On Monday, December 1, 2021, KidneyCAN gathered a team of delegates and once again asked Congress to fund kidney cancer research. We are asking for robust funding of the Congressionally Directed Medical Research Programs, and for money specifically directed to kidney cancer research.

In 2016, Congress allocated $0 specifically to kidney cancer research. That number has increased to $135 million in five years — $185 million if this year’s funding goes through — and that’s due to advocacy from the kidney cancer community. Ordinary patients, caregivers, family and friends, doctors and researchers get together and explain to Congress why this money is needed.

This funding isn’t a given from year to year. We have to keep asking for it. This year’s asks are as follows:

KidneyCAN asks Congress:

  • To Maintain the $50 million currently allocated for KCRP for Fiscal Year 2022. *
    To Increase the NIH budget by $3.5 billion for Fiscal Year 2022. **
  • To support the creation of ARPA-H (the Advanced Research Projects Agency – Health) at NIH with an additional $3 billion.
  • To continue supporting legislative initiatives that contribute to robust, sustainable funding for medical research.
  • To continue to incorporate the patient perspective on legislative policy matters.

*The KCRP is designated under the CDMRP.
**The base NIH budget will increase to $46.1 billion. With ARPA-H funding, the NIH funding will be $49.1 billion.

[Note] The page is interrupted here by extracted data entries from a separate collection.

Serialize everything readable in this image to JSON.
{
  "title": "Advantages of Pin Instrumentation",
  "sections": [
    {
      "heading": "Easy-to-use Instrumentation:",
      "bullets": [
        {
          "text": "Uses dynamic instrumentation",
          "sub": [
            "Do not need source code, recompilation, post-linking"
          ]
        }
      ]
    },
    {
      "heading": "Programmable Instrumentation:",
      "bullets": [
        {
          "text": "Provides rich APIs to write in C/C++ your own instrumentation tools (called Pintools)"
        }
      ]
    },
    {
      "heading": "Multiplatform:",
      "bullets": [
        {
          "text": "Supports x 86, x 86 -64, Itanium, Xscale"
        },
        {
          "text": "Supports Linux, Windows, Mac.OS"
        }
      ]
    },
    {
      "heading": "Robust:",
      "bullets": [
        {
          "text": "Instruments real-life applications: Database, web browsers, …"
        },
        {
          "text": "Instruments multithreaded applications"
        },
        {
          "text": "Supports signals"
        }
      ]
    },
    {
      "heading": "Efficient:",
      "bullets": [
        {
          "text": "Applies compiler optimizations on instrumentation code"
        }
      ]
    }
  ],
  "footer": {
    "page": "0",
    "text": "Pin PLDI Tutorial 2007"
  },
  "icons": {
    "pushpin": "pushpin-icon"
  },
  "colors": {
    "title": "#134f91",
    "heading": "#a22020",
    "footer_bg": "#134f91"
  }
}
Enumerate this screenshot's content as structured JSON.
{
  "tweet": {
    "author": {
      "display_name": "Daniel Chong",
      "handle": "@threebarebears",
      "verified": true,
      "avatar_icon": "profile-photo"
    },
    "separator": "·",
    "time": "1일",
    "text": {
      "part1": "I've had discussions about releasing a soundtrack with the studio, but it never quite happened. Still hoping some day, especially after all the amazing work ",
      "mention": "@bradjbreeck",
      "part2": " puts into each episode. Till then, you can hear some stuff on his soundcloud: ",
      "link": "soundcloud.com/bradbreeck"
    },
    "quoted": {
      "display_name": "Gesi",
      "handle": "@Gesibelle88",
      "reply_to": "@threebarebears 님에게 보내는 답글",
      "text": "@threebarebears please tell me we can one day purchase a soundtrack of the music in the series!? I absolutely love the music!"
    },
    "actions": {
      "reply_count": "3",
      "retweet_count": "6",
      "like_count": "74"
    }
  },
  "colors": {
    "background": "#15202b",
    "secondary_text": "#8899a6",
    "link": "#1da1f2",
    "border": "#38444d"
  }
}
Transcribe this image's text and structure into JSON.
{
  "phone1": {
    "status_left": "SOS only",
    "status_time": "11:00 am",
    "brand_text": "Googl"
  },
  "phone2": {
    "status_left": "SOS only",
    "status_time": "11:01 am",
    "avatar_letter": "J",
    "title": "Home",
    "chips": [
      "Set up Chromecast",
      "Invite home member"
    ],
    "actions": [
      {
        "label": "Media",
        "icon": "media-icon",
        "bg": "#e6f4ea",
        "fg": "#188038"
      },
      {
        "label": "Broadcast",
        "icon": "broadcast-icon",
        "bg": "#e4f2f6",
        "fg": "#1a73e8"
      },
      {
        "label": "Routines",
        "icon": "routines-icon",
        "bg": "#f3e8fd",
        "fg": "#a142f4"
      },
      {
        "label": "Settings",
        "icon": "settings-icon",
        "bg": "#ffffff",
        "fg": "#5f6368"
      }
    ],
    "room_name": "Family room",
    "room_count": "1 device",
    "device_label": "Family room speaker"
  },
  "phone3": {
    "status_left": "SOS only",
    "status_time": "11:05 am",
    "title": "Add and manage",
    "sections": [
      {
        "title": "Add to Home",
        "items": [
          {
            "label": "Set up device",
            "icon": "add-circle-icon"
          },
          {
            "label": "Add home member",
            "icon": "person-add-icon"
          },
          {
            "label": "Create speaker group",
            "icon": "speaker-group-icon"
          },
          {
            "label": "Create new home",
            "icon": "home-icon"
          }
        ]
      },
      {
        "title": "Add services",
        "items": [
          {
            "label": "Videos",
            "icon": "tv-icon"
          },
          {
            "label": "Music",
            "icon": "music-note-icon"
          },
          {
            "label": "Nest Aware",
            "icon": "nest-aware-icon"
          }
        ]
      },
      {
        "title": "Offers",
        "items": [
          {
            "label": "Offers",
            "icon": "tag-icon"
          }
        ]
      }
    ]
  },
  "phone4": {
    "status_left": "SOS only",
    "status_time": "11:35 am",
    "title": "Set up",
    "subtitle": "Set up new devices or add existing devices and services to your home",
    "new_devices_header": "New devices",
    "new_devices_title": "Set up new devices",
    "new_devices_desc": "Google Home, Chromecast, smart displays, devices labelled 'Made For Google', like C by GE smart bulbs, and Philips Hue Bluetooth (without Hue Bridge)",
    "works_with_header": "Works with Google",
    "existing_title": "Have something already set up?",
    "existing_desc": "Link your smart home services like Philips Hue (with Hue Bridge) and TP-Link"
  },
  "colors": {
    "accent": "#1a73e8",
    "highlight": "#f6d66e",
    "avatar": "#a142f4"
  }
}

Michael Mariani, PhD, is a kidney cancer researcher at the Geisel School of Medicine at Dartmouth College. He and KidneyCAN President Bryan Lewis meet with Senator Leahy’s office (D-VT) to discuss funding.

Congress passed and the President signed into law a second stopgap funding bill (continuing resolution, or CR) on December 3rd that will keep the government running until Feb. 18, 2022. This will give Congress additional time to work on Fiscal Year 2022 appropriations bills.

A second CR is not ideal for the kidney cancer community, as funding is frozen until new budgets are approved. The longer the CR, the more difficult it is for researchers to do their research work. This results in no new programs of research.

We urge Congress to agree on new funding amounts for defense and non-defense programs, and avoid any further funding delays.

If House and Senate appropriators can agree, the government could be funded in mid-February and new programs can get underway.